V: [10 , 8 , 7 , 7 , 1 , 4 , 5 ,6 ,8 ,9 ]
hash: [0.2, 0.6, 0.3, 0.3, 0.25, 0.34, 0.21 ,0.21 ,0.23,0.12 ]
the smallest 3 hash : [0.12, 0.2, 0.21]
(Of course, the real hash function will be more random and evenly
distributed)
Secondly, we estimate the distinct value for the whole data,
NDV = (3-1)/0.21 ~= 9.5
Then,if we wanna get the distinct value of that satisfy (vi > 5 && vi <
7) , we can realize it through storing extra 3 origin value for each
smallest hash:
smallest 3 hash: [0.12, 0.2, 0.21]
smallest 3 values: [9 , 10 , 6]
the value satisfy (vi > 5 && vi < 7) is [6]

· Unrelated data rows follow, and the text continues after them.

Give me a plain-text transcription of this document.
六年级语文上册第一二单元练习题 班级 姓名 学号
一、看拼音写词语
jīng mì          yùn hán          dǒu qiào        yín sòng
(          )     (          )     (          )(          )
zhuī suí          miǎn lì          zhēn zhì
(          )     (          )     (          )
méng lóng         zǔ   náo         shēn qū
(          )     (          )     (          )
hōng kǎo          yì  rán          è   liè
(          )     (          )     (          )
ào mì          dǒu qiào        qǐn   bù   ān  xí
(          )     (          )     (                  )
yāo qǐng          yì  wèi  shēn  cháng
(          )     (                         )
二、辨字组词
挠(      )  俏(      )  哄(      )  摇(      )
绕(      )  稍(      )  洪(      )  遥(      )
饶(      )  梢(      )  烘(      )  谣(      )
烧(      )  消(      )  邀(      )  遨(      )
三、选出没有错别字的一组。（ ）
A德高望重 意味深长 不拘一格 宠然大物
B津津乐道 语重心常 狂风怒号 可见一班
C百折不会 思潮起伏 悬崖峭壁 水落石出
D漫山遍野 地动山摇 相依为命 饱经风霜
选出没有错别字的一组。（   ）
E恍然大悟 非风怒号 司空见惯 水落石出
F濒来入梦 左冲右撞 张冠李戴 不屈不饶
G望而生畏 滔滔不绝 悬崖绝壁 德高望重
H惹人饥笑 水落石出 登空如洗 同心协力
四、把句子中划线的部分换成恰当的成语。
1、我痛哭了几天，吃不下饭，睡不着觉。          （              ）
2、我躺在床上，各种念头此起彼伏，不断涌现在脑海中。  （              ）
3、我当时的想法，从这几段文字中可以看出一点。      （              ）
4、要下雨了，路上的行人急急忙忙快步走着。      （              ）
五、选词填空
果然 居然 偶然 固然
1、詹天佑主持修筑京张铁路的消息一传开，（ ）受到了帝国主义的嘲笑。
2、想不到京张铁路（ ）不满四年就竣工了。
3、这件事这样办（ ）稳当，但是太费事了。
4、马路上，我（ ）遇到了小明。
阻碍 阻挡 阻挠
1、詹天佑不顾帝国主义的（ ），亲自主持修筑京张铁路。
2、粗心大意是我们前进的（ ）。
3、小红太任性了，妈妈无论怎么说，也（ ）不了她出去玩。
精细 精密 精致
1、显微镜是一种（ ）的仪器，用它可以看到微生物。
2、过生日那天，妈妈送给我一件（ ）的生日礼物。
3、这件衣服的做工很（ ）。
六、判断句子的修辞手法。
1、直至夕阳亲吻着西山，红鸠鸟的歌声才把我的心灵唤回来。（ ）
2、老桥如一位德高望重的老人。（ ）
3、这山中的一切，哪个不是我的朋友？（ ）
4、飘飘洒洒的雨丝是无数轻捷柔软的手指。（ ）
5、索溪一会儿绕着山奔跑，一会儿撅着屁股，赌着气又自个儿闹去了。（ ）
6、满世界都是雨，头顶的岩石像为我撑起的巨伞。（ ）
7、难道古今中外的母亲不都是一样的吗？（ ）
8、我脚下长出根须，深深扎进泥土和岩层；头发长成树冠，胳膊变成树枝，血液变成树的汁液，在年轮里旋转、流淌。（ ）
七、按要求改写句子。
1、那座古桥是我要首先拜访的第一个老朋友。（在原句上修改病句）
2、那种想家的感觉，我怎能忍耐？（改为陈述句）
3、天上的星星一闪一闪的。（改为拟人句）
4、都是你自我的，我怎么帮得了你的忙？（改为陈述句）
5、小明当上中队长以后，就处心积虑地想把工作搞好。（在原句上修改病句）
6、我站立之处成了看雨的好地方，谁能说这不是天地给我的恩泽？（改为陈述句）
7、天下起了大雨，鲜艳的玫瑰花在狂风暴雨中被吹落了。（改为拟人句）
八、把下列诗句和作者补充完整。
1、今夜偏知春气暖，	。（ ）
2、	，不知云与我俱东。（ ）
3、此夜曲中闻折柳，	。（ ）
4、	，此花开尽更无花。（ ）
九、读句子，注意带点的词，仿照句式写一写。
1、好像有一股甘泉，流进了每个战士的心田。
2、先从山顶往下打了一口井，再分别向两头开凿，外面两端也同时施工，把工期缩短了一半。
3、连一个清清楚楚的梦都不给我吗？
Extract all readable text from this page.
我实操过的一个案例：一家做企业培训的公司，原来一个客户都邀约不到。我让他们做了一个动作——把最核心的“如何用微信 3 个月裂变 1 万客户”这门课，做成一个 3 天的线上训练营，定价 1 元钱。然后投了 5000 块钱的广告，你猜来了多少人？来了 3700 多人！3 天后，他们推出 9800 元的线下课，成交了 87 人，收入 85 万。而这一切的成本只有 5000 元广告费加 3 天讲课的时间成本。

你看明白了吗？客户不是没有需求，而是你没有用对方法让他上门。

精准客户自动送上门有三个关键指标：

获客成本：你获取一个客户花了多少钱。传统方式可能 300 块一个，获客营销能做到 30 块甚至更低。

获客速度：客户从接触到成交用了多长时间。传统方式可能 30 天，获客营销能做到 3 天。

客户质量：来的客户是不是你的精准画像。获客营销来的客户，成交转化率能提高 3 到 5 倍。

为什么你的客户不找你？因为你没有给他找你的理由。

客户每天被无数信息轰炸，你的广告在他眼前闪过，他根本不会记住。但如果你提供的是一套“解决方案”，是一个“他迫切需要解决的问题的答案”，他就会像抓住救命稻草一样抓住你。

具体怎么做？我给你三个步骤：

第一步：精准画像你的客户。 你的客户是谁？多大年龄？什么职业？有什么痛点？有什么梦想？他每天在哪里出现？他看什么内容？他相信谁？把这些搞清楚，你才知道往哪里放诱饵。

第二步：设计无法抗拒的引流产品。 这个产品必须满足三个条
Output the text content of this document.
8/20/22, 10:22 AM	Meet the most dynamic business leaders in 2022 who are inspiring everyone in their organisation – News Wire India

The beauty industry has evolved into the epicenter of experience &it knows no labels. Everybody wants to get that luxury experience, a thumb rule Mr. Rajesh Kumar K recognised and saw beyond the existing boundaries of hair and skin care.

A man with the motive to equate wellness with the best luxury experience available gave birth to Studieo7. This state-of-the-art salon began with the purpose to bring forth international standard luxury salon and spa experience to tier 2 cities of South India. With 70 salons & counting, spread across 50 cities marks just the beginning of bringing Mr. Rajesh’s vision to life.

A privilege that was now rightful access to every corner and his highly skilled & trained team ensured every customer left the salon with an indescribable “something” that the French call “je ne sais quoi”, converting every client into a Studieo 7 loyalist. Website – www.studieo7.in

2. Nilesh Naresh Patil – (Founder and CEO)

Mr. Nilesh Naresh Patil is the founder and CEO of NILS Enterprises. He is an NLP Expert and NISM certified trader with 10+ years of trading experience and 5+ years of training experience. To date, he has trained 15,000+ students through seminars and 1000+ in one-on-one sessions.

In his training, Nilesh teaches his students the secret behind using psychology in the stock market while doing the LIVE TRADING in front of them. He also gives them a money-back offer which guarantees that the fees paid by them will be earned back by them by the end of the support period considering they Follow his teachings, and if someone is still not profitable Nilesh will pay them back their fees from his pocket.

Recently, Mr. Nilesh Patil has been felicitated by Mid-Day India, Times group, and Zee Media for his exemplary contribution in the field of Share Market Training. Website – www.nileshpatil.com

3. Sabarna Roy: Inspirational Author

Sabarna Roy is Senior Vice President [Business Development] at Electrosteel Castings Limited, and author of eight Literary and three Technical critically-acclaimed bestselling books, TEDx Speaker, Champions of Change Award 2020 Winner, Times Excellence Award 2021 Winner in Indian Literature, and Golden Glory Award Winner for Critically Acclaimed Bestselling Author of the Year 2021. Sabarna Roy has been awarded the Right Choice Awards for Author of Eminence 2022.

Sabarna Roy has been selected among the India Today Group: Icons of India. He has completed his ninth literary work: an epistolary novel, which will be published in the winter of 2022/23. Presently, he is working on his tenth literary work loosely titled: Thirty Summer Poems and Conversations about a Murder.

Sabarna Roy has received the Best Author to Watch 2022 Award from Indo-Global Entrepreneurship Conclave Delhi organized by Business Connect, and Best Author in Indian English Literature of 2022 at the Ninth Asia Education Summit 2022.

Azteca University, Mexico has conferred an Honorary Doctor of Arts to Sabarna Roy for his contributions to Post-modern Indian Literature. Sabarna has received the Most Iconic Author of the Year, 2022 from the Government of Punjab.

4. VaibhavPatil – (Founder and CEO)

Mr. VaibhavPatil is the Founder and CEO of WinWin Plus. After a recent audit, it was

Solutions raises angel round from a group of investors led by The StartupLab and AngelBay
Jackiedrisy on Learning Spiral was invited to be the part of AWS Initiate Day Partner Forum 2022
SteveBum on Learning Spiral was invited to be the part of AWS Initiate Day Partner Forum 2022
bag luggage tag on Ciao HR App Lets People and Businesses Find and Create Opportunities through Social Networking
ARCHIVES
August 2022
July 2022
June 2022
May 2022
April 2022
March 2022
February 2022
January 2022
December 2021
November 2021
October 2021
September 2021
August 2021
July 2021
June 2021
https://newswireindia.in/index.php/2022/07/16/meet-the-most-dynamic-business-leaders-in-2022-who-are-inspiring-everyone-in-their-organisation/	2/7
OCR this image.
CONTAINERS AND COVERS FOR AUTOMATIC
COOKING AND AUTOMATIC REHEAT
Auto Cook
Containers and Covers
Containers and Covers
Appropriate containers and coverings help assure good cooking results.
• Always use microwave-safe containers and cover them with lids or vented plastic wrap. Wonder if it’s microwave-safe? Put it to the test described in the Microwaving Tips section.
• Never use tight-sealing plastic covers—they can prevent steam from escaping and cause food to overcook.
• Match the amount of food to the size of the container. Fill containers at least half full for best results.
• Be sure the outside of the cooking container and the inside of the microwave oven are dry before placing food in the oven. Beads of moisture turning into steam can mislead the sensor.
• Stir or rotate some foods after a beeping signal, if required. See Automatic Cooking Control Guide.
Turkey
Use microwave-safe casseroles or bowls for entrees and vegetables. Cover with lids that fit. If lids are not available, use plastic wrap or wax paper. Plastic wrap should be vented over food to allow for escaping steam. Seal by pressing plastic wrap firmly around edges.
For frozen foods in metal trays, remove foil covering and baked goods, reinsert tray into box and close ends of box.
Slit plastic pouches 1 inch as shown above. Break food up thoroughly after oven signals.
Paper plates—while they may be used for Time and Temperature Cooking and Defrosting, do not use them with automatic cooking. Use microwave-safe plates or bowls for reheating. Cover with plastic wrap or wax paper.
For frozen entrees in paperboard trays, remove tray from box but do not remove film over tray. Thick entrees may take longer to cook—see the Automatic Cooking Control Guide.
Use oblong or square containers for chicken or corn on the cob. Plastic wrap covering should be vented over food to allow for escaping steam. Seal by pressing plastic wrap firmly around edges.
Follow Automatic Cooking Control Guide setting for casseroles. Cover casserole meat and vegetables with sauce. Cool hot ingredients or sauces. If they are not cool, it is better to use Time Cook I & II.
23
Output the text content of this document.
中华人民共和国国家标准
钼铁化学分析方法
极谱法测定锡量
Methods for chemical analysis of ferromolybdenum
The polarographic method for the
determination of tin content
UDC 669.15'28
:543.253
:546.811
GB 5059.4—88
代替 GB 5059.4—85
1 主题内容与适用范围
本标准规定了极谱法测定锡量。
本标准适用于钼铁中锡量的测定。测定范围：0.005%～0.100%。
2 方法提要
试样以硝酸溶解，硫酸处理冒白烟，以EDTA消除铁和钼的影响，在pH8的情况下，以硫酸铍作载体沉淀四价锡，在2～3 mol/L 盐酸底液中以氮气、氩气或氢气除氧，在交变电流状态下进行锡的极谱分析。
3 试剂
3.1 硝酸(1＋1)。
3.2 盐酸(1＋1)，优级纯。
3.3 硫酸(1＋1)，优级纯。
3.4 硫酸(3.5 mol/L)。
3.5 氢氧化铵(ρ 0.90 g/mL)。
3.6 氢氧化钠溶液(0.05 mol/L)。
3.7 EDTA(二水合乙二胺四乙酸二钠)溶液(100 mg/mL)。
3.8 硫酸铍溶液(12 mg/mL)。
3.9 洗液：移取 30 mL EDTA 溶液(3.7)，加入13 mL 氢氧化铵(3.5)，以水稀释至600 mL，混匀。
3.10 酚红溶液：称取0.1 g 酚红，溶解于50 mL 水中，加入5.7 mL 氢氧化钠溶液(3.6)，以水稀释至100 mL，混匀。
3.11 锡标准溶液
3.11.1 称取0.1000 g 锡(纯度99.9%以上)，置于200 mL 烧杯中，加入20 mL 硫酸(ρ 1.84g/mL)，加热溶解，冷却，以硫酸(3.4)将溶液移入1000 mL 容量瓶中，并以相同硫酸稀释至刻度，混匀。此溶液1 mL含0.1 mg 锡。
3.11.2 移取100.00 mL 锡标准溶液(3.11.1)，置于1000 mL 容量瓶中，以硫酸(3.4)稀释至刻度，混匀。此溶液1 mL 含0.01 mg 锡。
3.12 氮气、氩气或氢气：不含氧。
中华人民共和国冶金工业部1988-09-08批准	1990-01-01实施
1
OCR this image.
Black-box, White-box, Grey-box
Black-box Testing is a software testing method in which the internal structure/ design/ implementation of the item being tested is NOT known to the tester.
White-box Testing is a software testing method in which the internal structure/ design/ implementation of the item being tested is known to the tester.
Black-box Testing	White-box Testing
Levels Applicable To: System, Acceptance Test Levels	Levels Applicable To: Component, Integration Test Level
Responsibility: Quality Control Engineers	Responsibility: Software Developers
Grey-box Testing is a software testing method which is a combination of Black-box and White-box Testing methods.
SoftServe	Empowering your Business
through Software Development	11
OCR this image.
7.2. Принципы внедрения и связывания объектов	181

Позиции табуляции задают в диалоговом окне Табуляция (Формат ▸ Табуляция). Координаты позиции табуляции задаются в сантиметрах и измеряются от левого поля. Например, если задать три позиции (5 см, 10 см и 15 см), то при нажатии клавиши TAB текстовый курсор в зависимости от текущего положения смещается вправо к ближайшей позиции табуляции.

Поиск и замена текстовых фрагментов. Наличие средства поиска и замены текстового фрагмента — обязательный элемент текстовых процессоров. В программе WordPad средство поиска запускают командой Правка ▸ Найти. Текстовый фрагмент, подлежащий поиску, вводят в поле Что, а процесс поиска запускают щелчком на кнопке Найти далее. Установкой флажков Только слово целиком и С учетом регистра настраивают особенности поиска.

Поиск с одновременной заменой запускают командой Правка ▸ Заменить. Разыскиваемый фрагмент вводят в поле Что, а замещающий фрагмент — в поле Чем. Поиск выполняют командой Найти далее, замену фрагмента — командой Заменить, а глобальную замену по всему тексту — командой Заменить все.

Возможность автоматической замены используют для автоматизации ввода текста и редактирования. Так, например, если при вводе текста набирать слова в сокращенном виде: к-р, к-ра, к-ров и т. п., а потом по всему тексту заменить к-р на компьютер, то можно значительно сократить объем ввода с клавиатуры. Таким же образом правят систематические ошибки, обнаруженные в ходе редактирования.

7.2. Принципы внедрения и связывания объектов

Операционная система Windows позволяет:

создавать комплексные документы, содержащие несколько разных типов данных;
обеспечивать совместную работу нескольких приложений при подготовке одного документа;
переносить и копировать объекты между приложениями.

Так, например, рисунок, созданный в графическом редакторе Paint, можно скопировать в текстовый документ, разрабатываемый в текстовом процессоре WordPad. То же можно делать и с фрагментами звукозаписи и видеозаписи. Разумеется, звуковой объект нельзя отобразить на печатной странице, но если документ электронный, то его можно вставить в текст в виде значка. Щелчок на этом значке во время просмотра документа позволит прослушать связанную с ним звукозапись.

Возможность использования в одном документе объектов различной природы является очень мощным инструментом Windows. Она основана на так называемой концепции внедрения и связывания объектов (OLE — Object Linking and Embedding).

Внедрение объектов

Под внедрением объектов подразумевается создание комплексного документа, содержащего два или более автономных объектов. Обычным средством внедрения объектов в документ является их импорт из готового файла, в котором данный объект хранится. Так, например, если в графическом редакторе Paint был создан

At last, we can estimate the distinct value of that (vi > 5 && vi < 7):
NDV(vi > 5 && vi < 7) = 1/3 * 9.5 ~= 3.16
in which 1.3 represents the fraction of the smallest 3 hash, that satisfy
(vi > 5 && vi < 7) .
leerho <[email protected]> 于2021年5月20日周四 上午7:50写道:
> Yiifeger,
> I'm sorry, but I'm having difficulty in understanding your question or
> what you are trying to do.
>
> In our library, all of our Theta Sketches are derivatives of the KMV
> sketch as explained on our website. And, on our website under *Sketch
> Families / Distinct Counting / Theta Sketches / Theta Sketch Theory* you
> will find several documents that explain the math behind theta sketches. Of
> particular relevance would be the original published paper on the Theta
> Sketch Framework <https://arxiv.org/abs/1510.01455v2>. A simplified
> development of the math can be found in the short paper Theta Sketch
> Equations
> <https://github.com/apache/datasketches-website/blob/master/docs/pdf/ThetaSketchEquations.pdf>,
> also from the website.
>
> I hope this helps,
>
> Lee.
>
> On Wed, May 19, 2021 at 9:39 AM yiifeger wu <[email protected]> wrote:
>
>> Hi all,
>> I recently learned about the DataSketch project that is so
>> brilliant, but questions occurred when prepared to utilize it.
>> I want to get the count of distinct values for a range query in my
>> project. After some study about the KMV algorithm according to the
>> introduction in DataSketch project, we propose an adjusted KMV algorithm
>> to solve it.
>> In origin KMV, it only stores K hash_values and then computes the
>> NDV through the average density. So what if we store extra origin values
>> for which hash_value contained by the k -Minimum hash_values ? So we can
>> estimate the distinct value of the range query through
>>
>>> * ndv_in_the_range = ( ndv_in_range_for_k_minimum / k) *
>>> total_ndv*
>>
>>
>> So if the idea works and the Sketch does not implement it, could you
>> give some advice
>> on how to implement it in this project (P.s prefer the java version).
>> Thanks for your help in advance!
>>
>>
--
Best Regards
Yifei Wu